Thank you for the suggestion. We have added the use of Oncorine in combination with chemotherapy in chapter three (line 533).

 

  1. Chapter 5 discusses future directions for oncolytic adenoviruses. Currently, there are several chimeric adenoviruses under development, which could be presented in the review. The advantages/disadvantages of using these could be brought up.

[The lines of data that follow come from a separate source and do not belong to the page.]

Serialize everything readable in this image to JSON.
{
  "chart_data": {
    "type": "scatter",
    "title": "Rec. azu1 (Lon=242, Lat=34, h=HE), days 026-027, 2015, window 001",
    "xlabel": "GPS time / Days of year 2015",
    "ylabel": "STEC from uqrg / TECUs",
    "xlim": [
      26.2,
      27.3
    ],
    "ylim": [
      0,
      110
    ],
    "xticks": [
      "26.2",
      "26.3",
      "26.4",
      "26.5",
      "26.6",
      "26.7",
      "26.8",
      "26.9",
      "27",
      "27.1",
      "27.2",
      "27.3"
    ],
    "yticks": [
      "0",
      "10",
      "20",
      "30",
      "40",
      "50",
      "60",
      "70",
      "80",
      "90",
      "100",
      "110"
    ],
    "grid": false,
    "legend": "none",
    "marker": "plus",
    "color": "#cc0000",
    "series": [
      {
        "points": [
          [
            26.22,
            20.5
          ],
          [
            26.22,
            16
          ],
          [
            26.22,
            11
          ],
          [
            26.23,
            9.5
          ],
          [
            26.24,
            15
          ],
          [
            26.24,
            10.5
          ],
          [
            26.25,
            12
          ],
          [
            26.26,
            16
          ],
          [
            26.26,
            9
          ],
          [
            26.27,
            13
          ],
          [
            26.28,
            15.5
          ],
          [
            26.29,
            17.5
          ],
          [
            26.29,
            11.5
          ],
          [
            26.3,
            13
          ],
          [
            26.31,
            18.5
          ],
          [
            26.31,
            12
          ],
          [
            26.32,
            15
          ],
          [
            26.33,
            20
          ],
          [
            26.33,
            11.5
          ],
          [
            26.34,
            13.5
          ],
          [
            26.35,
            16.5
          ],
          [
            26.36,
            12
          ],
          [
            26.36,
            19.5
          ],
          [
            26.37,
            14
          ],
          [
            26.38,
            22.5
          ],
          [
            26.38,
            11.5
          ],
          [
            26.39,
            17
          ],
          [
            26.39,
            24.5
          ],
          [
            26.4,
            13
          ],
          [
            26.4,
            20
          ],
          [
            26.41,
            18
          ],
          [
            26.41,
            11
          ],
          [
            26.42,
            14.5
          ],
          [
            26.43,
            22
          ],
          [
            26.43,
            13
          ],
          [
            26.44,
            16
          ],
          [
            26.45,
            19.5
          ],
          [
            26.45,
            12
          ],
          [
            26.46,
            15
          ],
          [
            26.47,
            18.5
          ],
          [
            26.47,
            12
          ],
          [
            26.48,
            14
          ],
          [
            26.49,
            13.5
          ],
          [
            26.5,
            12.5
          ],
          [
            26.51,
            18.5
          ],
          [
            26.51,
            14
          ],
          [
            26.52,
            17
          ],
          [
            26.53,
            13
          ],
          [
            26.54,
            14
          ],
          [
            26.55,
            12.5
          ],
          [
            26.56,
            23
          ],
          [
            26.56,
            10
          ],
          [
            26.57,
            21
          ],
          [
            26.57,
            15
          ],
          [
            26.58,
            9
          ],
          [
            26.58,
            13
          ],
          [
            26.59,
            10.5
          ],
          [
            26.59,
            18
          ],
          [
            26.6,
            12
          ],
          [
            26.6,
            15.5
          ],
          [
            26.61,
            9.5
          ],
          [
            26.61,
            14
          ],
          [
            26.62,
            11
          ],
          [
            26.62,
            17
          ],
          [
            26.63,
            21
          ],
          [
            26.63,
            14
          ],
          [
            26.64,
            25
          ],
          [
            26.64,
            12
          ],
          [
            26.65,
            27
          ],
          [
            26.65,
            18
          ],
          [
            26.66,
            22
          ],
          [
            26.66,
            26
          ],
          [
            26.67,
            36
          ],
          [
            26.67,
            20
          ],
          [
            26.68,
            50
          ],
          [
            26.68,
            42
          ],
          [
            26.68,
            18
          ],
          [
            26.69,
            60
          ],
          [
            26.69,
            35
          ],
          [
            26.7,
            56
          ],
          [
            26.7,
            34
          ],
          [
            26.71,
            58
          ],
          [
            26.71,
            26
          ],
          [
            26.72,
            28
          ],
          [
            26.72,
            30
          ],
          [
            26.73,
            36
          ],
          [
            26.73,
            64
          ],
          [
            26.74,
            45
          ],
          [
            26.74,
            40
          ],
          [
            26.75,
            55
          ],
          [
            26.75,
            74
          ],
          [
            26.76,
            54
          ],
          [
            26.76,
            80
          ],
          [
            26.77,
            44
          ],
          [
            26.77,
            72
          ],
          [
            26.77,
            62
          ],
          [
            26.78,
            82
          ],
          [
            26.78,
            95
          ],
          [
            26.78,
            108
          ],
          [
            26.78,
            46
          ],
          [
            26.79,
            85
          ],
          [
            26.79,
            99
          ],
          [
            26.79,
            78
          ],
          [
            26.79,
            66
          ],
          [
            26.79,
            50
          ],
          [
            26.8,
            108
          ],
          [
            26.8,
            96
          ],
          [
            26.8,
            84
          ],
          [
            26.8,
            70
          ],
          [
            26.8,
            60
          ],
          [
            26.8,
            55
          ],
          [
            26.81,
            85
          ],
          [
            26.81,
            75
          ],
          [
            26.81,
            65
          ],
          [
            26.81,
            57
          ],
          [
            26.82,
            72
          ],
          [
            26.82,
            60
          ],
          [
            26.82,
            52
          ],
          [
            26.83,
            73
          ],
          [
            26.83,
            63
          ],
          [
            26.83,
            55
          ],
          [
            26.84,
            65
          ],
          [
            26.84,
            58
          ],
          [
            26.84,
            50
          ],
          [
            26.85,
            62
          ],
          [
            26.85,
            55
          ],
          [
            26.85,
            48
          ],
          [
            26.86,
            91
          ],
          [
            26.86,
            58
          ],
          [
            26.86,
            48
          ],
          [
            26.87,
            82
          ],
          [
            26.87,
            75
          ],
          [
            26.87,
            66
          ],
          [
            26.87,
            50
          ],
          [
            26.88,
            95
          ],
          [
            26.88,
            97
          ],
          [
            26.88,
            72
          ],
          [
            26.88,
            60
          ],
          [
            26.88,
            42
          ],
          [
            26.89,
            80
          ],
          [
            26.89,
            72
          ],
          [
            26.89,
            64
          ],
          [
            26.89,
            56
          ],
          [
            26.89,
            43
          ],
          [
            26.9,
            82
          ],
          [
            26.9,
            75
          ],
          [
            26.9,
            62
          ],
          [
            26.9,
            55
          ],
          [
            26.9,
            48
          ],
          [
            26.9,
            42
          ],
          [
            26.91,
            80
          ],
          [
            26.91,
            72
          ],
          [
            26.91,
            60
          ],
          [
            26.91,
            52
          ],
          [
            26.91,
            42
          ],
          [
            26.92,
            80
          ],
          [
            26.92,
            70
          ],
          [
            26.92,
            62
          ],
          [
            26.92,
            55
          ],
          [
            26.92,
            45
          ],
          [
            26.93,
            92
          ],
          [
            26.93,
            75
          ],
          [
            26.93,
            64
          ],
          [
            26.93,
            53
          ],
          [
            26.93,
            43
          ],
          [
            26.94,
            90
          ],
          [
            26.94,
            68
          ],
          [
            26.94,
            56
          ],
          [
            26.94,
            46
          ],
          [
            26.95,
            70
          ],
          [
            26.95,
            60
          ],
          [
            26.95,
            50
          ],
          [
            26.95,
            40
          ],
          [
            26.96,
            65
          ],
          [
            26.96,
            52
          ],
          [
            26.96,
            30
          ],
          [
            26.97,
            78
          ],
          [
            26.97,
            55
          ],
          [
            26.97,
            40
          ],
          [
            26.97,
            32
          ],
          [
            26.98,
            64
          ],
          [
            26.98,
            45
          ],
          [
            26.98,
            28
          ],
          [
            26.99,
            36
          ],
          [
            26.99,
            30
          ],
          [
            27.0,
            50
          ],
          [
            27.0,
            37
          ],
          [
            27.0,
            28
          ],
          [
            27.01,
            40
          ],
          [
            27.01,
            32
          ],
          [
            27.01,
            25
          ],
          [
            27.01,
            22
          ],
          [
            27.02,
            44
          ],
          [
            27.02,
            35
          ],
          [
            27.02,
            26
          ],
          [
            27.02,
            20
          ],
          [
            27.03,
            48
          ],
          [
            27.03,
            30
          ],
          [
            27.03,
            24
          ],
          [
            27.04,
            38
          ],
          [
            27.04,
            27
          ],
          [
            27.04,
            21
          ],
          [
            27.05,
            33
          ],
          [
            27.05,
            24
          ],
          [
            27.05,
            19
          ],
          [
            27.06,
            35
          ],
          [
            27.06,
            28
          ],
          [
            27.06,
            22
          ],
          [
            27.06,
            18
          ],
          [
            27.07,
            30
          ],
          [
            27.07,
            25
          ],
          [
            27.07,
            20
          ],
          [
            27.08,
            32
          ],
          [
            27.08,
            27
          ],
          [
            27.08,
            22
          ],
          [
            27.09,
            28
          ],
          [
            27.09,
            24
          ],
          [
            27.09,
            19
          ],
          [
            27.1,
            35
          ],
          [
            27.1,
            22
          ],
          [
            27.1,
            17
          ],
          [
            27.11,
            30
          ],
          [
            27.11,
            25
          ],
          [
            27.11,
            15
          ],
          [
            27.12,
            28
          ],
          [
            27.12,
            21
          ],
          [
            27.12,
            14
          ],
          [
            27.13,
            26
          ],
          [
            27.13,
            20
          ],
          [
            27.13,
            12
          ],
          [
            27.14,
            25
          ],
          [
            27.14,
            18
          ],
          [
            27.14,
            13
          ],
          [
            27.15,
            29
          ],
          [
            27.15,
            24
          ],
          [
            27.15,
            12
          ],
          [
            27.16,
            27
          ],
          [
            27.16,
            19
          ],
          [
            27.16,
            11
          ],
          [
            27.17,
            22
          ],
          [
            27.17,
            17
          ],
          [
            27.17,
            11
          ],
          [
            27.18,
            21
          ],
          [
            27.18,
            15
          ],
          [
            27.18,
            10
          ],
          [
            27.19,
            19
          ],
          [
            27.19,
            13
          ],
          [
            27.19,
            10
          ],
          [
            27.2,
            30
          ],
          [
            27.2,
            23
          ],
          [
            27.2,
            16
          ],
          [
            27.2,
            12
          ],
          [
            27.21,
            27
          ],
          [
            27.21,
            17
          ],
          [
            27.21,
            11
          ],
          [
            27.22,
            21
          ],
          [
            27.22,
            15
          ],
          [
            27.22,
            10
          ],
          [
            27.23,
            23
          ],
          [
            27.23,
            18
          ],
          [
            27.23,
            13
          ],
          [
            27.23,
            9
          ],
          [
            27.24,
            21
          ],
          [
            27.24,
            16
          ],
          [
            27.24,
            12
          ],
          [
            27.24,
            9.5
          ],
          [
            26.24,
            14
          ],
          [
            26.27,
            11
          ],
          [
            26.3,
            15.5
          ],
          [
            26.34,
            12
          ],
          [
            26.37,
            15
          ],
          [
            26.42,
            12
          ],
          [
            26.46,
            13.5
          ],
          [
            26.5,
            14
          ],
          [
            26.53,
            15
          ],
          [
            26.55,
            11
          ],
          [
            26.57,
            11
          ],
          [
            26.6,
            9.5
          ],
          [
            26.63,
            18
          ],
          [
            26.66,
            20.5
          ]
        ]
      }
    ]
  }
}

The development of chimeric adenoviruses, usually consisting of a HAdV-C5 backbone with a fiber from a species B adenovirus like HAdV-B3 or HAdV-B35, has gained much attention to resolve the (re)targeting of tumors without CAR expression. The advantage of these vectors is that they display a broader tropism due to their binding to more ubiquitously expressed cellular proteins (like CD46 or DSG-2) which makes these viruses applicable to a range of different tumor types. Their effectiveness has been illustrated in both pre-clinical (line 266) and clinical research (line 699), as mentioned in the manuscript. The main disadvantage of the use of such vectors is that, due to the HAdV-C5 backbone, any undesirable effects resulting from pre-existing neutralizing antibodies against HAdV-C5 are still of concern. We have highlighted this issue regarding these modified adenoviruses in line 719, which has been explained further in the introduction (line 67-79).

 

  1. Rows 668-673 discuss about ONCOS-102. The virus is actually not HAdV-B3, but a 5/3 chimera (Ad5 with Ad3 fiber knob). Needs to be corrected.

Thank you for pointing out this error. We corrected it.